The heading of the chart is "Mid-Term Outlook - 2010-11." A more appropriate title might be "Silver Linings." It represents what GM believes will be the payoff from all the pain it has suffered over the past few years, from layoffs and bruising labor negotiations to hefty losses at its finance arm, GMAC, and huge write-downs for tax benefits.
Nobody can take much comfort from GM's performance in 2007. Despite blowout results in the rest of the world, GM Europe just barely broke even and North America recorded an adjusted $1.5 billion loss. That came on top of a $1.6 billion loss in North America in 2006 and a $7.4 billion loss in 2005. Overall, the company recorded a small, adjusted annual loss.
With that kind of earnings history, it is no wonder that GM wants to look ahead. So what does it see three to four years from now? On the one hand, GM sees its costs going down. By 2010 and 2011, GM expects to be saving between $4 billion to $5 billion in labor costs as the result of the UAW contract it negotiated last year. That will come from replacing expensive older workers with younger, cheaper ones; more flexibility in manning its plants; and shifting health care costs onto a union-controlled trust.
It also figures to save another half a billion dollars as it further untangles itself from Delphi, its old captive parts supplier. And it expects to drive parts costs lower through new technology and smarter production methods. Independent parts suppliers will be doing the heavy lifting on that one.
On the revenue side of the income statement, GM expects industry sales to head back into the 17-million-unit-a-year range in the next few years, up from around 16 million expected in 2008, driven by pent-up demand and growth of the population. GM expects to profit from that growth by demanding higher prices for its stronger brands like Chevrolet, Cadillac, and Hummer. And it expects that GMAC, its financial operation, will have worked through the billion-dollar losses it is experiencing in its residential mortgage business.
GM's Mid-Term Outlook is an appealing scenario but one that will be difficult to achieve.
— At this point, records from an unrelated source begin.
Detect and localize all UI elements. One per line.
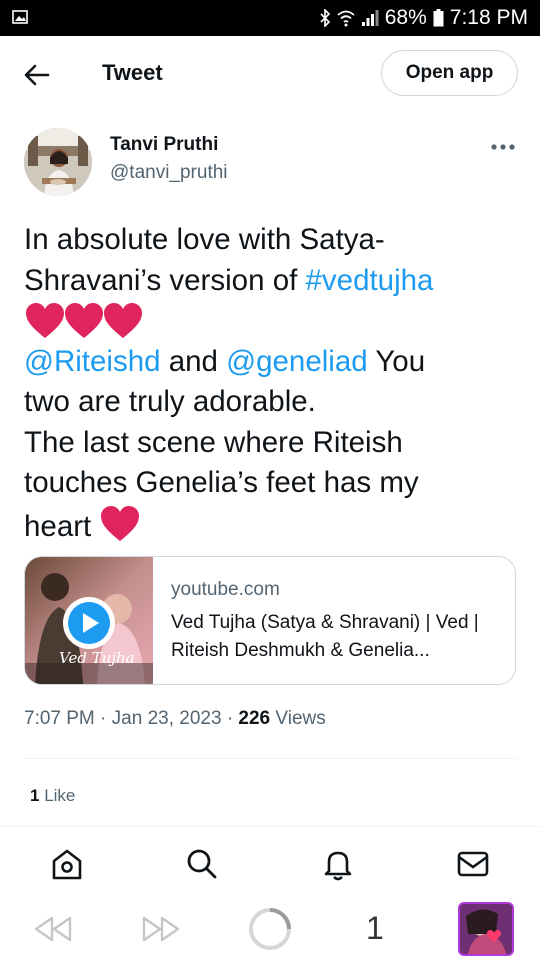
page-title: Tweet [102,60,163,85]
mention-link[interactable]: @geneliad [226,345,368,378]
tab-count[interactable]: 1 [366,910,384,947]
status-time: 7:18 PM [449,6,528,29]
more-options-icon[interactable] [490,140,516,152]
wifi-icon [337,9,355,27]
separator-dot: · [226,708,239,729]
tweet-line [24,301,524,342]
status-bar: 68% 7:18 PM [0,0,540,36]
card-title: Ved Tujha (Satya & Shravani) | Ved | Rit… [171,612,479,661]
battery-percent: 68% [384,6,427,29]
hashtag-link[interactable]: #vedtujha [306,264,434,297]
browser-bar: 1 [0,898,540,960]
tweet-time: 7:07 PM [24,708,95,729]
forward-icon[interactable] [140,914,182,949]
heart-emoji-icon [102,301,144,341]
views-label: Views [270,708,326,729]
tweet-line: Shravani’s version of #vedtujha [24,261,524,302]
top-header: Tweet Open app [0,36,540,112]
separator-dot: · [100,708,112,729]
tweet-line: @Riteishd and @geneliad You [24,342,524,383]
open-app-button[interactable]: Open app [381,50,518,96]
tweet-line: In absolute love with Satya- [24,223,385,256]
tweet-line: heart [24,504,524,545]
heart-emoji-icon [63,301,105,341]
heart-emoji-icon [99,504,141,544]
likes-summary[interactable]: 1 Like [30,786,75,806]
divider [24,758,516,759]
card-domain: youtube.com [171,579,280,600]
tweet-date: Jan 23, 2023 [111,708,222,729]
back-icon[interactable] [32,914,74,949]
gallery-icon [12,9,28,25]
heart-emoji-icon [24,301,66,341]
play-icon[interactable] [62,596,116,650]
messages-icon[interactable] [456,847,490,881]
author-avatar[interactable] [24,128,92,196]
tweet-line: The last scene where Riteish [24,425,403,459]
bottom-navigation [0,826,540,898]
loading-icon[interactable] [247,906,293,957]
back-arrow-icon[interactable] [22,60,52,90]
tweet-meta: 7:07 PM · Jan 23, 2023 · 226 Views [24,708,326,730]
author-handle[interactable]: @tanvi_pruthi [110,162,228,184]
tweet-line: two are truly adorable. [24,385,316,418]
likes-label: Like [39,786,76,805]
link-card[interactable]: Ved Tujha youtube.com Ved Tujha (Satya &… [24,556,516,685]
home-icon[interactable] [50,847,84,881]
author-name[interactable]: Tanvi Pruthi [110,134,218,156]
tweet-text: In absolute love with Satya- Shravani’s … [24,220,524,544]
tweet-text-segment: You [367,344,426,378]
video-thumbnail[interactable]: Ved Tujha [25,557,153,684]
tweet-text-segment: Shravani’s version of [24,263,306,297]
thumbnail-caption: Ved Tujha [59,649,135,667]
mention-link[interactable]: @Riteishd [24,345,161,378]
search-icon[interactable] [185,847,219,881]
views-count: 226 [238,708,271,729]
battery-icon [433,9,444,27]
signal-icon [361,9,379,27]
tweet-text-segment: and [160,344,227,378]
bluetooth-icon [319,9,331,27]
notifications-icon[interactable] [321,847,355,881]
tweet-text-segment: heart [24,509,100,543]
tweet-line: touches Genelia’s feet has my [24,466,419,499]
profile-thumbnail[interactable] [458,902,514,956]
As Fritz Henderson, GM's vice chairman and chief financial officer, points out, buyers are shifting out of big, high-profit pickup trucks and SUVs into lower-margin passenger cars, with a consequent impact on GM's bottom line. Regulatory costs, such as meeting strict 2020 fuel economy regulations, are increasing. Some GM'ers believe 35 mile-per-gallon rules will cost as much as $4,000 to $5,000 a car.
And market pressures will not let up. By 2011, the first cars made by Chinese manufacturers will likely be, fighting for low-end sales in the U.S., and Alfa Romeo and others may return to compete for high-end business. "The competitive environment is not going to get any easier," said Henderson.
So the future looks brighter than the recent past at GM North America. The present isn't looking too buoyant either. Henderson hates speculative questions but he has included some speculative thinking on the downside in GM's 2008 forecast. He's already figured out that if sales slip into the 15-million-unit range, it is going to cost GM $2 billion to $3 billion in net liquidity. As a demonstration of his concern, he says that GM is taking a month-at-a-time approach to this year's results.
There are some other numbers in the GM deck that contain more good news for North America. GM now makes 54% of its unit sales, and gets 40% of its revenues, outside of its home market. Assuming international results continue to grow, their impact will make results in North America less and less important to GM's financial performance. For GM, that may be the best silver lining of all.